L’Installation de la peur est donc hélas plus assommant qu’effrayant… Heureusement, une excellente fin surgit par surprise, entraînant l’intrigue dans une direction inattendue qui permet de se dire qu’on a été récompensé de tenir jusqu’au bout.
En résumé, un petit conseil : voici un texte dont on peut se contenter de lire les soixante premières pages et les trente dernières pour en apprécier l’intelligence. Vous aurez ainsi le sel d’un roman original et pertinent, et gagné un peu de temps pour lire d’autres livres !
L’Installation de la peur, de Rui Zink
(A Instalaçao do medo, traduit du portugais par Maïra Muchnik)
Éditions Agullo, 2016
ISBN 979-10-95718-06-2
176 p., 17,50€
Le Fleuve guillotine, d’Antoine de Meaux
Signé Bookfalo Kill
La Révolution française ne s’est pas tenue qu’à Paris, comme l’Histoire telle qu’elle est enseignée en accéléré tend parfois à le laisser penser. De nombreuses provinces l’ont vécue également à leur manière ; c’est le cas de Lyon, qui s’est très vite élevée contre la ligne dure prônée par les Jacobins. Républicaine mais modérée, la Capitale des Gaules ne voulait pas de la Terreur. Elle l’a payée dans le sang et la fureur, violemment réprimée par la Convention.
C’est ce que raconte Le Fleuve guillotine, gros roman historique d’une excellente facture, qui dresse avec un luxe de détails la reconstitution dans ces quelques mois, entre le 10 août 1792 (date de la chute de la royauté, pour ceux qui somnolaient contre le radiateur au fond de la classe) et la fin 1793. J’ignorais ainsi totalement que Lyon, après s’être ralliée aux Girondins et avoir éliminé les leaders montagnards envoyés dans la ville par la Convention, avait fait l’objet d’un siège en règle, durant deux mois, d’août à octobre 1793, avant de céder, affamée et pilonnée.

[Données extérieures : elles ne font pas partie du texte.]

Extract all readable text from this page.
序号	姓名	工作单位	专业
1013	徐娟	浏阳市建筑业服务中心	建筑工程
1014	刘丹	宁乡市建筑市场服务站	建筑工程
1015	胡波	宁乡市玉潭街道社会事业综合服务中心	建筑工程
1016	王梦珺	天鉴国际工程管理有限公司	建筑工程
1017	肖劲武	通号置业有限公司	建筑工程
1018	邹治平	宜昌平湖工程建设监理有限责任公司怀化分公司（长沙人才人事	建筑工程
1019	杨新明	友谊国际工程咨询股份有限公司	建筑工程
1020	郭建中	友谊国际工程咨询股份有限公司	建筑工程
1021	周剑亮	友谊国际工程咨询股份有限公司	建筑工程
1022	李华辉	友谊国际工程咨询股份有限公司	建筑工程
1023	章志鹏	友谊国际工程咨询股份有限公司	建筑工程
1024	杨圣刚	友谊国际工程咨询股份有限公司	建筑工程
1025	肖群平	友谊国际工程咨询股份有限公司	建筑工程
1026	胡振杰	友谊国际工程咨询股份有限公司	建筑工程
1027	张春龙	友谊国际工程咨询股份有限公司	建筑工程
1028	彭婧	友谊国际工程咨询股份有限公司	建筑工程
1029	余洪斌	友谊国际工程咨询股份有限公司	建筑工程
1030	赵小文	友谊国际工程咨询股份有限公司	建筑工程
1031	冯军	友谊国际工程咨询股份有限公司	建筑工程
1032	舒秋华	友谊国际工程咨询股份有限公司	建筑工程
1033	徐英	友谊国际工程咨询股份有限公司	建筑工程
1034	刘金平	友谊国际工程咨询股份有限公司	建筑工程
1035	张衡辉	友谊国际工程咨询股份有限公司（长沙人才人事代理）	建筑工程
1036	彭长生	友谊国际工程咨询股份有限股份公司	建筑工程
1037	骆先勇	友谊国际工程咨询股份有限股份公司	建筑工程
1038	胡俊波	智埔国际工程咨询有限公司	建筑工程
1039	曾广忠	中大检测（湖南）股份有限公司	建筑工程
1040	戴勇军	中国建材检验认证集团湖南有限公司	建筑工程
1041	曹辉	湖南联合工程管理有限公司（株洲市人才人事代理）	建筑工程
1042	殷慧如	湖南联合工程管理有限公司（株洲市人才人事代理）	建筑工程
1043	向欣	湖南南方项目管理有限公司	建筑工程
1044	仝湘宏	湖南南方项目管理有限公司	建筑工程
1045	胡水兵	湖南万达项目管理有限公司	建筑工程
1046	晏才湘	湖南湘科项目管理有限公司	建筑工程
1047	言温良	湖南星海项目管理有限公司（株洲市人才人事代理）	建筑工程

Avec beaucoup d’énergie et une belle verve, notamment dans les dialogues, Antoine de Meaux plonge quelques personnages solidement campés dans ce tourbillon effarant. Il évoque avec autant de précision les batailles de rue et les grands moments historiques (l’ouverture du roman, qui relate la reddition de Louis XVI à Paris, est ainsi une entrée en matière parfaite) que les soubresauts politiques et les errances de ses héros, confrontés à des choix bien trop grands pour eux, mais qui tous affrontent leur destin en affirmant des caractères que le contexte hors norme exacerbe.
Les lecteurs peu familiers de géographie lyonnaise trouveront en fin de volume plusieurs cartes joliment dessinées, qui plantent les grands lieux du récit autant que de la région où il se déroule. Une initiative qui s’avère fort utile, car de la sorte on plonge dans l’intrigue au plus près des pavés, de la superbe place Bellecour – si riche qu’elle sera symboliquement détruite par les Conventionnels après la chute de la ville – à l’Hôtel de Ville, de la Saône au Rhône, le fameux « fleuve guillotine » du titre, ainsi nommé car un certain nombre de condamnés furent exécutés sur le pont Morand, et leurs corps balancés directement dans l’eau… Ah ça, oui, on savait s’amuser à l’époque !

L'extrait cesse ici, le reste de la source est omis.